Os números da Série A
O
Flamengo é o time com maior média de posse de bola do Brasileiro, com 57,1%, e
o único a ficar acima dos 50% mesmo quando está ganhando. Nos momentos em que
está perdendo, porém, o índice sobe de 51,2% para 67%. Já a segunda equipe que
mais fica com a bola tem discrepância bem maior: o Atlético-MG tem marca de
41,4% em vantagem e 65,4% quando precisa buscar o empate.
A
diferença de acordo com o placar no líder Corinthians, de 45,5% para 77,1%,
também chama a atenção, mas é preciso fazer a ressalva que o time do técnico
Fábio Carille só ficou em desvantagem neste Brasileiro por alguns minutos, após
sair atrás no empate em 2 a 2 com o Atlético-PR.
Entre
os exemplos de extremos da Série A, o Avaí chega a mais do que dobrar a posse
de bola quando está em desvantagem, subindo de 26,3% dos momentos em que está
vencendo para 53,4% buscando o empate.

Considerando
que, no Brasil, quem mais fica com a bola tem maiores dificuldades para vencer
seus jogos (com aproveitamento na casa dos 33%), o maior tempo de posse em
desvantagem no placar não quer dizer que a troca de passes tem ajudado na busca
pelos gols.
A posse de bola na Europa
Entre
os principais times europeus, também é normal ver a posse de bola crescer em
situações nas quais o marcador não é favorável.

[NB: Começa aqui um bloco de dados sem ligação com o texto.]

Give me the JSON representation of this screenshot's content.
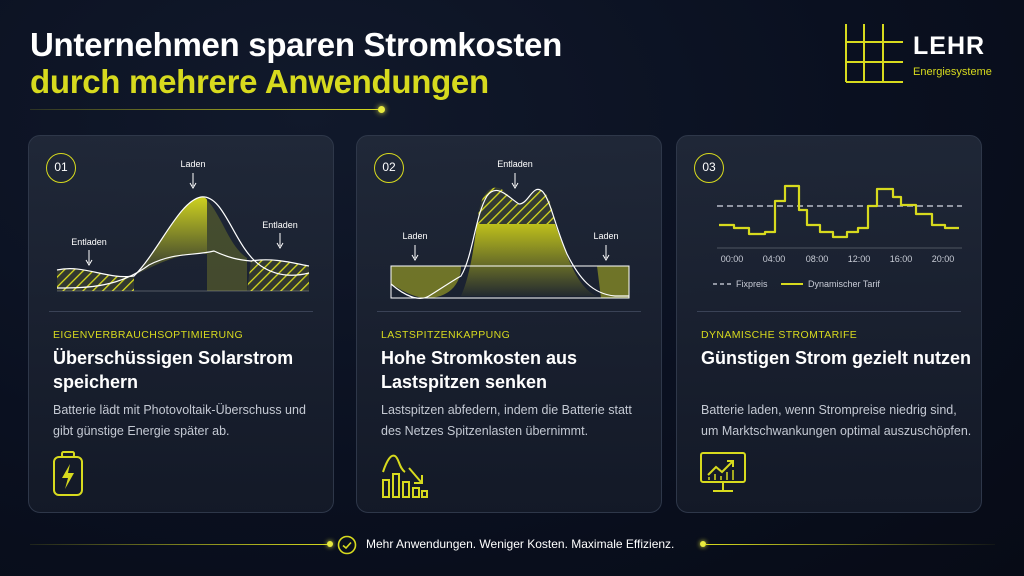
{
  "header": {
    "title_line1": "Unternehmen sparen Stromkosten",
    "title_line2": "durch mehrere Anwendungen"
  },
  "brand": {
    "name": "LEHR",
    "subtitle": "Energiesysteme"
  },
  "colors": {
    "accent": "#d7da1e",
    "background": "#0a1020",
    "card": "#1c2333"
  },
  "cards": [
    {
      "number": "01",
      "chart_labels": {
        "charge": "Laden",
        "discharge_left": "Entladen",
        "discharge_right": "Entladen"
      },
      "category": "EIGENVERBRAUCHSOPTIMIERUNG",
      "heading": "Überschüssigen Solarstrom speichern",
      "description": "Batterie lädt mit Photovoltaik-Überschuss und gibt günstige Energie später ab.",
      "icon": "battery-charging-icon"
    },
    {
      "number": "02",
      "chart_labels": {
        "discharge": "Entladen",
        "charge_left": "Laden",
        "charge_right": "Laden"
      },
      "category": "LASTSPITZENKAPPUNG",
      "heading": "Hohe Stromkosten aus Lastspitzen senken",
      "description": "Lastspitzen abfedern, indem die Batterie statt des Netzes Spitzenlasten übernimmt.",
      "icon": "peak-reduction-chart-icon"
    },
    {
      "number": "03",
      "category": "DYNAMISCHE STROMTARIFE",
      "heading": "Günstigen Strom gezielt nutzen",
      "description": "Batterie laden, wenn Strompreise niedrig sind, um Marktschwankungen optimal auszuschöpfen.",
      "icon": "monitor-trend-icon"
    }
  ],
  "chart_data": {
    "type": "line",
    "x": [
      "00:00",
      "04:00",
      "08:00",
      "12:00",
      "16:00",
      "20:00"
    ],
    "series": [
      {
        "name": "Fixpreis",
        "style": "dashed"
      },
      {
        "name": "Dynamischer Tarif",
        "style": "step"
      }
    ],
    "xlabel": "",
    "ylabel": "",
    "grid": false,
    "legend": "bottom"
  },
  "footer": {
    "text": "Mehr Anwendungen. Weniger Kosten. Maximale Effizienz."
  }
}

São exceções, porém, os que
ficam abaixo da marca de 50% quando estão vencendo – e, ainda assim, nesses
casos, a postura não muda tanto quanto no Brasil.
O
Manchester City, de Pep Guardiola, por exemplo, praticamente não altera os
números ganhando ou perdendo: são 62,2% de posse em vantagem e 65,8% correndo
atrás do resultado. Com Bayern de Munique e Barcelona, outras referências no
quesito, a situação é parecida.
O
Atlético de Madri, de Diego Simeone, é um dos grandes europeus que também tem
menos a bola que o rival quando está ganhando, como a maioria dos brasileiros.
Em desvantagem, contudo, a abordagem não muda tanto: a posse sobe apenas de
47,6% para 50,1%

Os “nanicos” da posse de bola
West
Bromwich, Osasuna, Damstadt, Crotone e Metz foram os times com os menores
índices de posse de bola, respectivamente, na Inglaterra, Espanha, Alemanha,
Itália e França. Todos aumentam seus números perdendo, mas nenhum repete o
padrão da elite brasileira.
O West
Brom, décimo colocado na última Premier League, por exemplo, aumenta sua posse
de bola de 35% para 42,5% de acordo com a vantagem ou desvantagem no placar. O
Osasuna, rebaixado no Espanhol, de 31% para 41,6%.
Os
outros três “lanternas” da posse na Europa também não passam a
superar os 50% para correr atrás do placar: o Darmstadt, que também foi
rebaixado, vai de 36,2% para 42,3%; o Crotone, que sobreviveu na Itália, de
32,3% para 42,6%; e o Metz, 14º na Ligue, de 38,4% para 44,4%.